In de 
Formule 1 kan het tij snel keren. Neem McLaren, dat de eerste weken van het seizoen ‘23 in de achterhoede verkeerde. Inmiddels heeft er een enorme metamorfose plaatsgevonden en is 
McLaren het te kloppen team. In Hongarije uitte zich dat in een overtuigende één-twee van de papaya-brigade. Het geheim achter de enorme ommekeer? Christijan Albers heeft wel een idee.

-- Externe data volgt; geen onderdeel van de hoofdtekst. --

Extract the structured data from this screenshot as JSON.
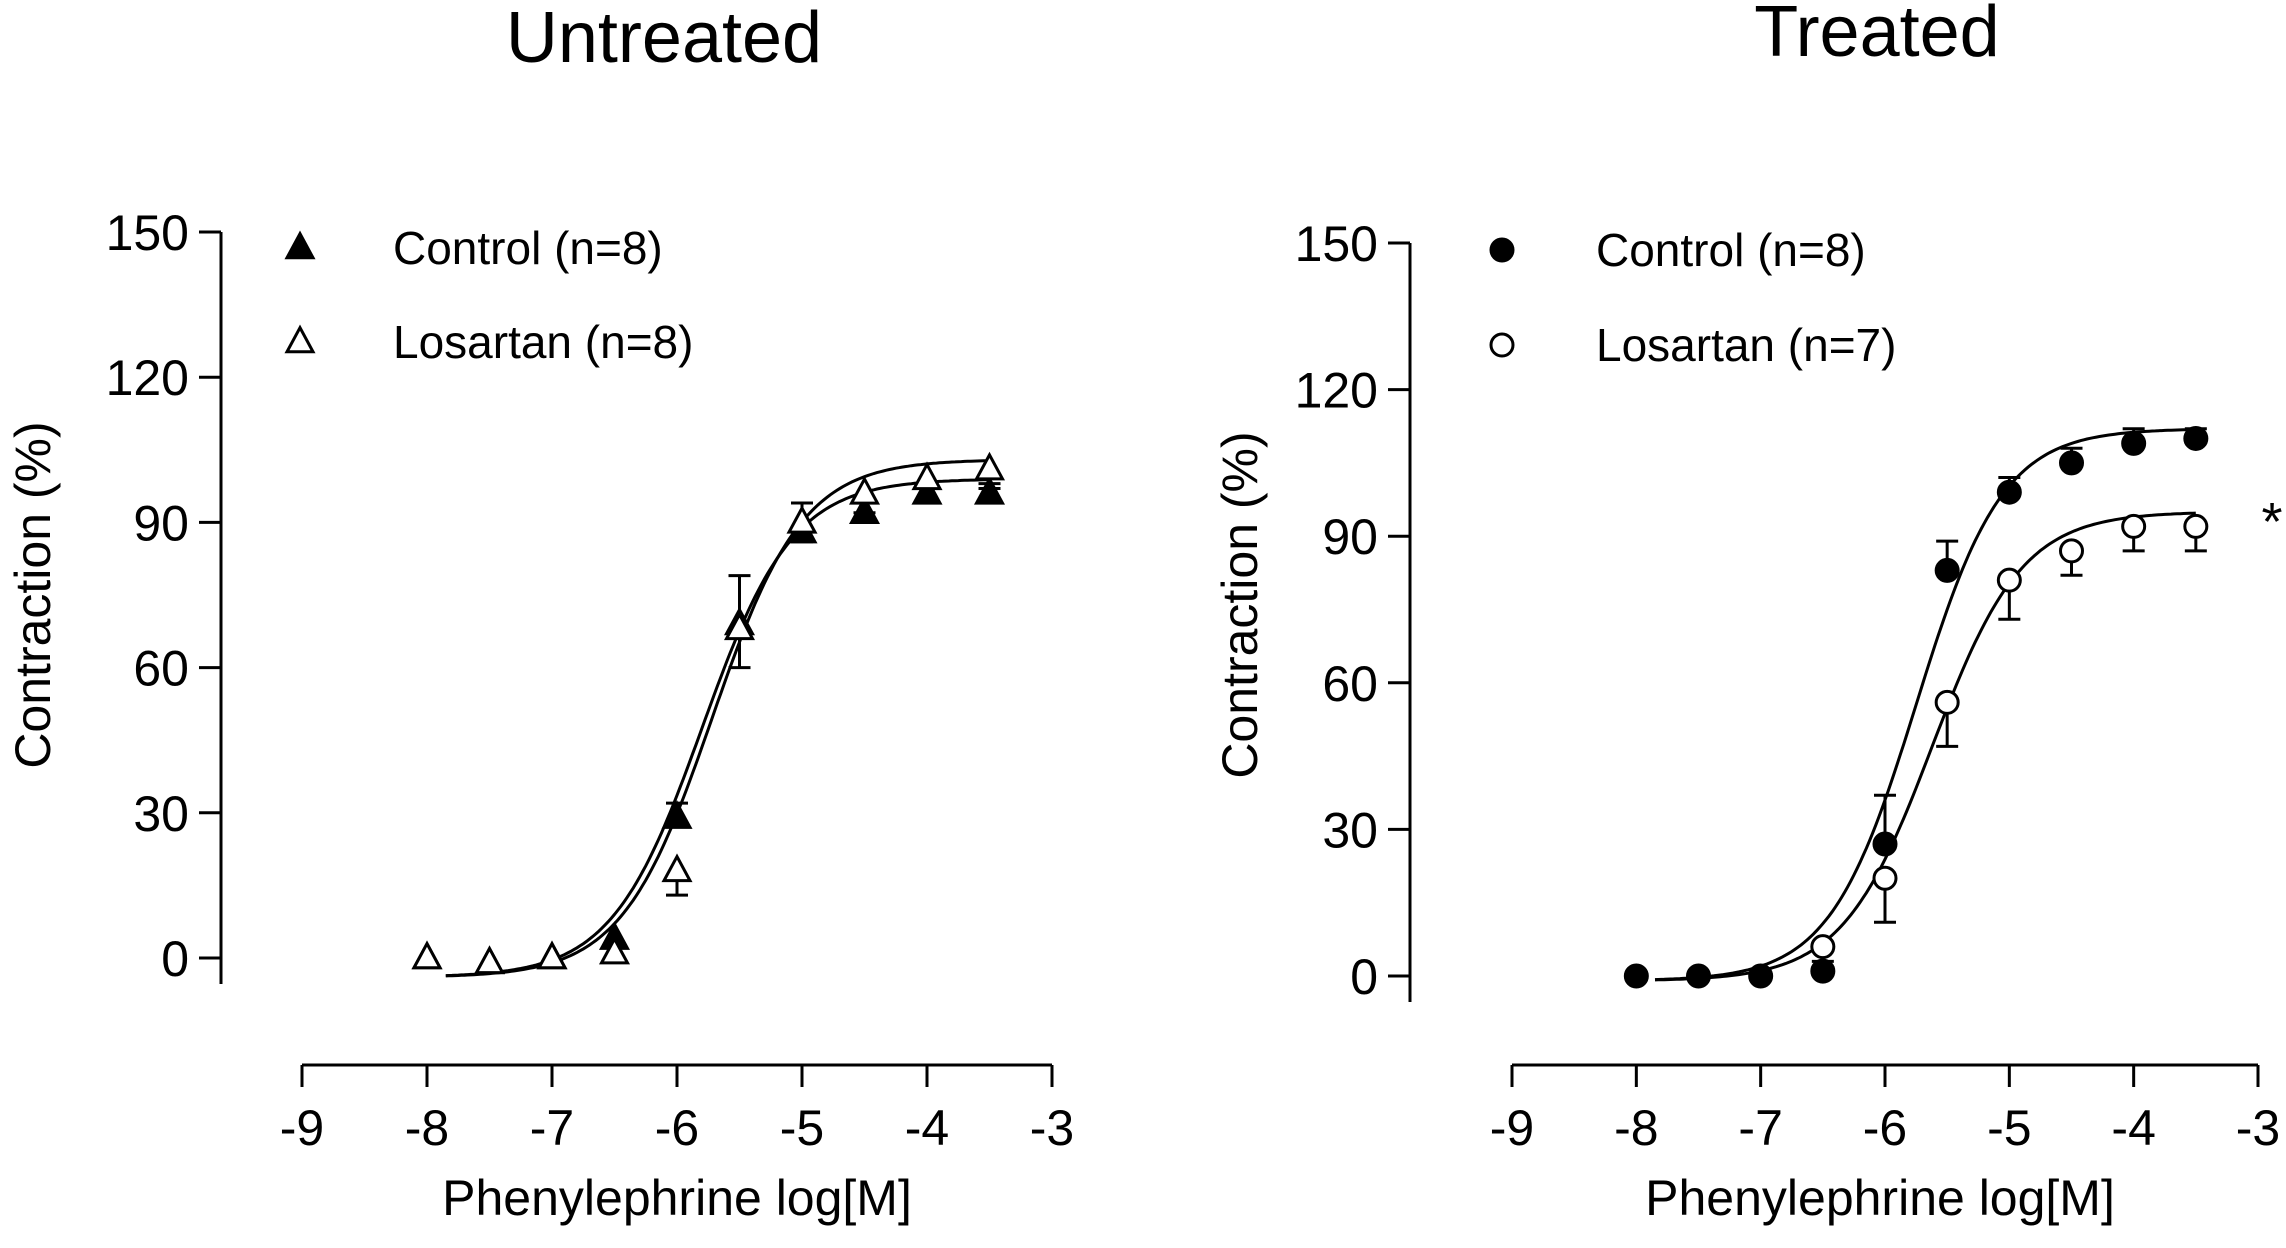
{
  "chart_data": [
    {
      "type": "scatter",
      "title": "Untreated",
      "xlabel": "Phenylephrine log[M]",
      "ylabel": "Contraction (%)",
      "xlim": [
        -9,
        -3
      ],
      "ylim": [
        0,
        150
      ],
      "xticks": [
        "-9",
        "-8",
        "-7",
        "-6",
        "-5",
        "-4",
        "-3"
      ],
      "yticks": [
        "0",
        "30",
        "60",
        "90",
        "120",
        "150"
      ],
      "legend_position": "top-left",
      "series": [
        {
          "name": "Control (n=8)",
          "marker": "triangle-filled",
          "x": [
            -8,
            -7.5,
            -7,
            -6.5,
            -6,
            -5.5,
            -5,
            -4.5,
            -4,
            -3.5
          ],
          "y": [
            0,
            -1,
            0,
            4,
            29,
            69,
            88,
            92,
            96,
            96
          ],
          "err": [
            0,
            0,
            0,
            0,
            3,
            10,
            6,
            2,
            2,
            2
          ],
          "fit": {
            "bottom": -4,
            "top": 99,
            "logEC50": -5.8,
            "hill": 1.2
          }
        },
        {
          "name": "Losartan (n=8)",
          "marker": "triangle-open",
          "x": [
            -8,
            -7.5,
            -7,
            -6.5,
            -6,
            -5.5,
            -5,
            -4.5,
            -4,
            -3.5
          ],
          "y": [
            0,
            -1,
            0,
            1,
            18,
            68,
            90,
            96,
            99,
            101
          ],
          "err": [
            0,
            0,
            0,
            0,
            5,
            8,
            4,
            4,
            4,
            4
          ],
          "fit": {
            "bottom": -4,
            "top": 103,
            "logEC50": -5.72,
            "hill": 1.2
          }
        }
      ]
    },
    {
      "type": "scatter",
      "title": "Treated",
      "xlabel": "Phenylephrine log[M]",
      "ylabel": "Contraction (%)",
      "xlim": [
        -9,
        -3
      ],
      "ylim": [
        0,
        150
      ],
      "xticks": [
        "-9",
        "-8",
        "-7",
        "-6",
        "-5",
        "-4",
        "-3"
      ],
      "yticks": [
        "0",
        "30",
        "60",
        "90",
        "120",
        "150"
      ],
      "legend_position": "top-left",
      "annotation": "*",
      "series": [
        {
          "name": "Control (n=8)",
          "marker": "circle-filled",
          "x": [
            -8,
            -7.5,
            -7,
            -6.5,
            -6,
            -5.5,
            -5,
            -4.5,
            -4,
            -3.5
          ],
          "y": [
            0,
            0,
            0,
            1,
            27,
            83,
            99,
            105,
            109,
            110
          ],
          "err": [
            0,
            0,
            0,
            0,
            10,
            6,
            3,
            3,
            3,
            2
          ],
          "fit": {
            "bottom": -1,
            "top": 112,
            "logEC50": -5.75,
            "hill": 1.25
          }
        },
        {
          "name": "Losartan (n=7)",
          "marker": "circle-open",
          "x": [
            -6.5,
            -6,
            -5.5,
            -5,
            -4.5,
            -4,
            -3.5
          ],
          "y": [
            6,
            20,
            56,
            81,
            87,
            92,
            92
          ],
          "err": [
            3,
            9,
            9,
            8,
            5,
            5,
            5
          ],
          "fit": {
            "bottom": -1,
            "top": 95,
            "logEC50": -5.62,
            "hill": 1.2
          }
        }
      ]
    }
  ]
}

Nadat het vorige seizoen zo dramatisch was begonnen, besloot CEO 
Zak Brown van McLaren een enorme personele shuffle in de top van het management door te voeren. James Key - de toenmalig technisch directeur - was één van de voornaamste slachtoffers van de herstructurering. McLaren besloot om diens functie over verschillende mensen te verdelen. Eén van hen was Rob Marshall, die medio mei 2023 werd losgeweekt bij 
Red Bull Racing.
Weliswaar bagatelliseerde Red Bull het vertrek van de Brit, die eindverantwoordelijk was voor de bolides waarmee 
Sebastian Vettel viermaal kampioen werd, volgens Albers wordt Marshall toch node gemist. In de podcast van 
de Telegraaf zegt hij: 
“Hun grootste verlies is Rob Marshall. en het draait tegenwoordig om de beste mensen weg te kapen bij andere teams”, aldus de voormalig 
F1-coureur.
Albers ziet McLaren na komst Marshall schitteren
Pas begin 2024 kon Marshall na het gardening leave aan de slag bij McLaren en Albers denkt dat het de Brit is die ervoor heeft gezorgd dat het team nu zo sterk is. “[Teambaas] Andrea Stella krijgt veel te veel fame. Hij heeft niet de auto gebouwd. Het is echt Rob Marshall die zijn handtekening zette bij [CEO] Zak Brown en vier races later gingen ze als de brandweer.”